Throughout the 2018-19 academic year, Stony Brook University students and staff collected 125 bicycles and $1,250 for transportation costs and donated them to the charity organization Pedals for Progress (P4P). In three years, the fundraising efforts have nearly tripled.
On May 3, 2019, volunteers loaded the bicycles in a shipping crate ready to be sent overseas. “To some of us, bikes are just a recreational toy to use and have fun with, but for someone less fortunate that same bike could deeply change lives for the better when put to good use,” said Shakeel Howell, chapter president of Phi Delta Psi Fraternity. The volunteers were from student groups including Phi Delta Psi, Sigma Delta Tau, and Sigma Iota Sigma, Chill Peer Education Program, and student employees from the Residential Risk Management, a division of Campus Residences.
“The bicycles donated to P4P will support developing countries by encouraging economic growth and self-sustaining efforts to create jobs and opportunity,” said Kathleen Valerio, a health educator and peer program coordinator at SBU.
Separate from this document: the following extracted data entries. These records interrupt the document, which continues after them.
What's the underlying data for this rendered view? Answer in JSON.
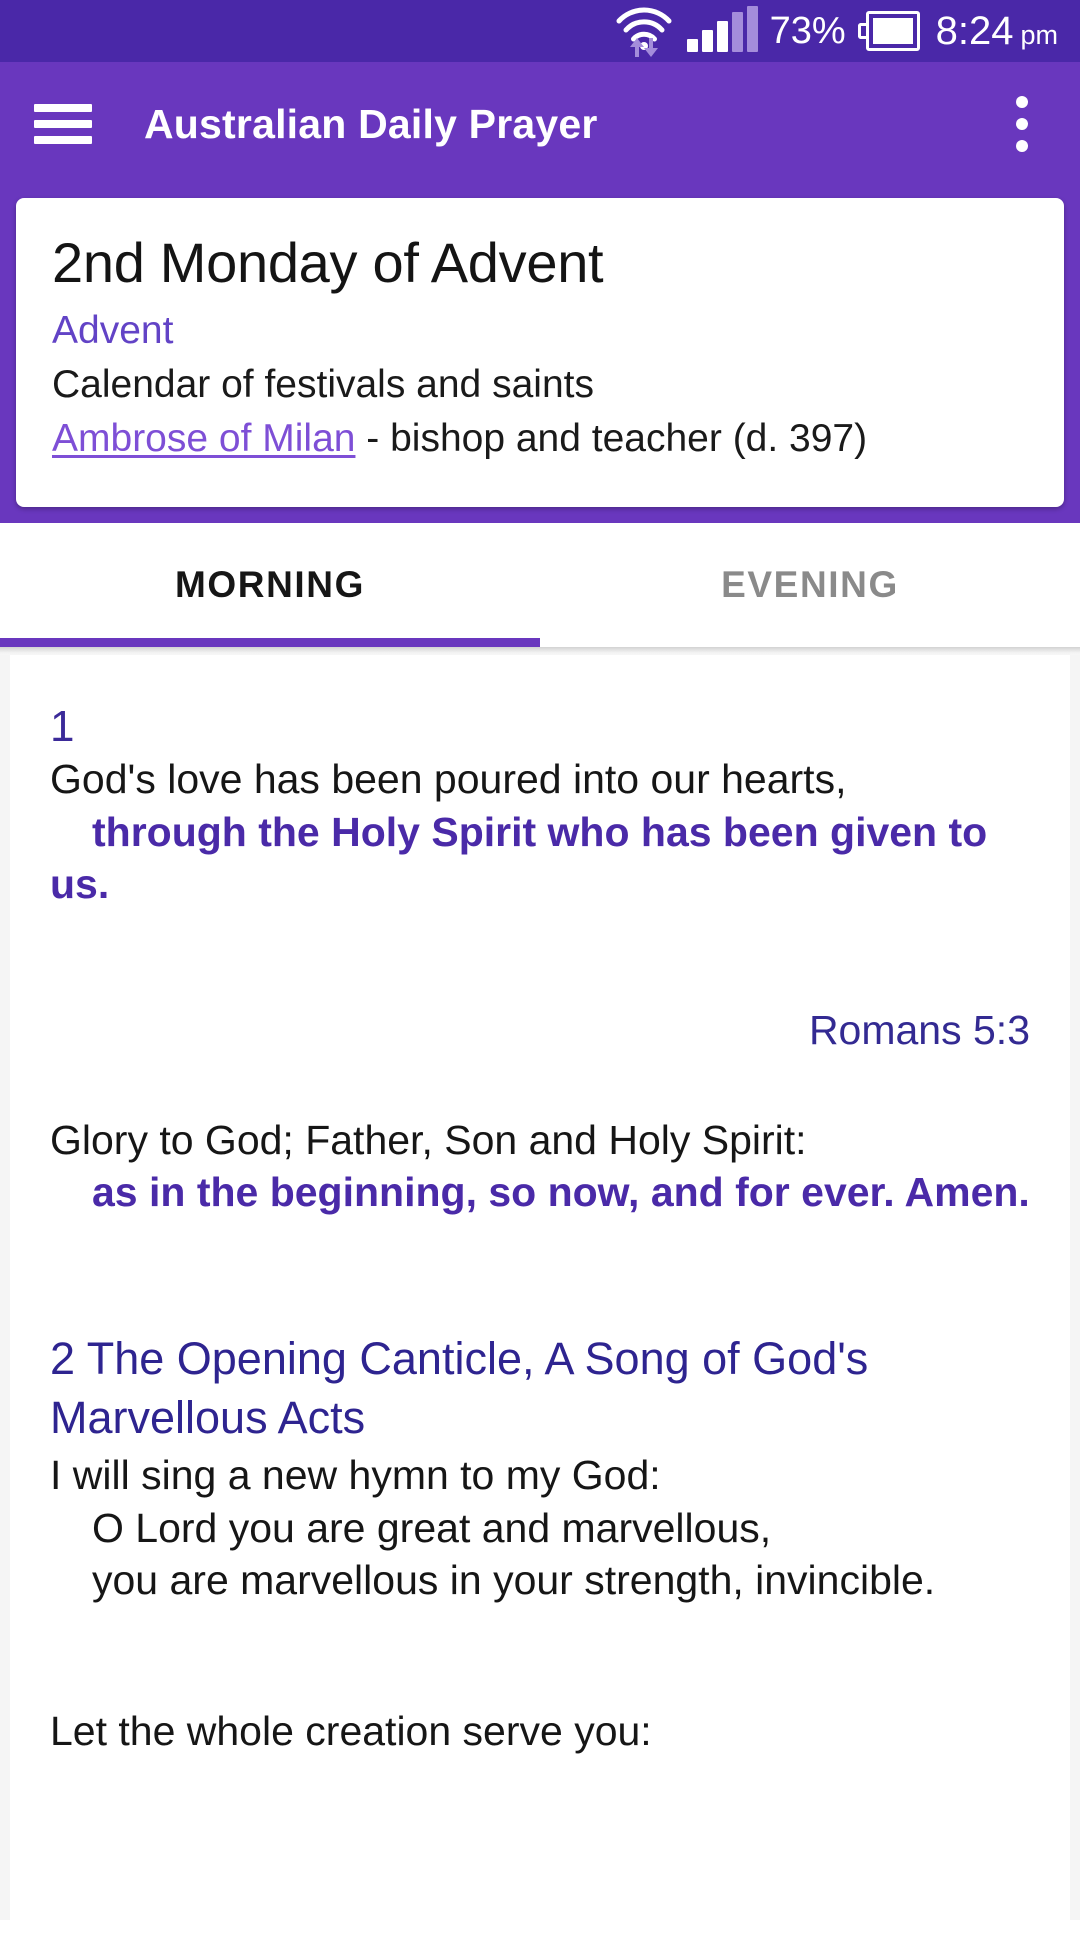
{
  "status_bar": {
    "wifi_icon": "wifi-icon",
    "data_transfer_icon": "data-transfer-arrows-icon",
    "signal_icon": "cell-signal-icon",
    "battery_percent": "73%",
    "battery_icon": "battery-icon",
    "time": "8:24",
    "am_pm": "pm"
  },
  "app_bar": {
    "menu_icon": "hamburger-menu-icon",
    "title": "Australian Daily Prayer",
    "overflow_icon": "overflow-menu-icon"
  },
  "header_card": {
    "title": "2nd Monday of Advent",
    "season": "Advent",
    "calendar_label": "Calendar of festivals and saints",
    "saint_link": "Ambrose of Milan",
    "saint_detail": " - bishop and teacher (d. 397)"
  },
  "tabs": [
    {
      "label": "MORNING",
      "active": true
    },
    {
      "label": "EVENING",
      "active": false
    }
  ],
  "content": {
    "section1": {
      "number": "1",
      "versicle": "God's love has been poured into our hearts,",
      "response": "through the Holy Spirit who has been given to us.",
      "reference": "Romans 5:3",
      "gloria_versicle": "Glory to God; Father, Son and Holy Spirit:",
      "gloria_response": "as in the beginning, so now, and for ever. Amen."
    },
    "section2": {
      "heading": "2 The Opening Canticle, A Song of God's Marvellous Acts",
      "line1": "I will sing a new hymn to my God:",
      "line2": "O Lord you are great and marvellous,",
      "line3": "you are marvellous in your strength, invincible.",
      "line4": "Let the whole creation serve you:"
    }
  },
  "colors": {
    "status_bar": "#4a28a8",
    "app_bar": "#6937be",
    "accent": "#6937be",
    "link": "#7e4fd6",
    "response_text": "#4a2aa8",
    "heading_text": "#2e2490"
  }
}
With the collaborative efforts between the student groups, Chill Peer Education Program, and campus departments of Student Health, Wellness and Prevention Services, Recreation and Wellness, and Campus Residences, this year’s fundraising outcome raised the bar even higher than previous years. During the first year, 47 bicycles were donated and 83 for the second year.
“We’ve had to add collaborators. With more bicycle donations, we needed additional fundraising and had to recruit support,” said Kathleen when discussing the increased success throughout the years. “I have a deep appreciation for the shared fundraising success.”
P4P is an international non-profit organization that acquires unwanted bicycles and used sewing machines and ships them to developing countries throughout the world. More than 155,000 bicycles, 4,000 used sewing machines, and $10.8 million in new spare parts have benefited communities that are in need of low-cost and environmentally friendly transportation.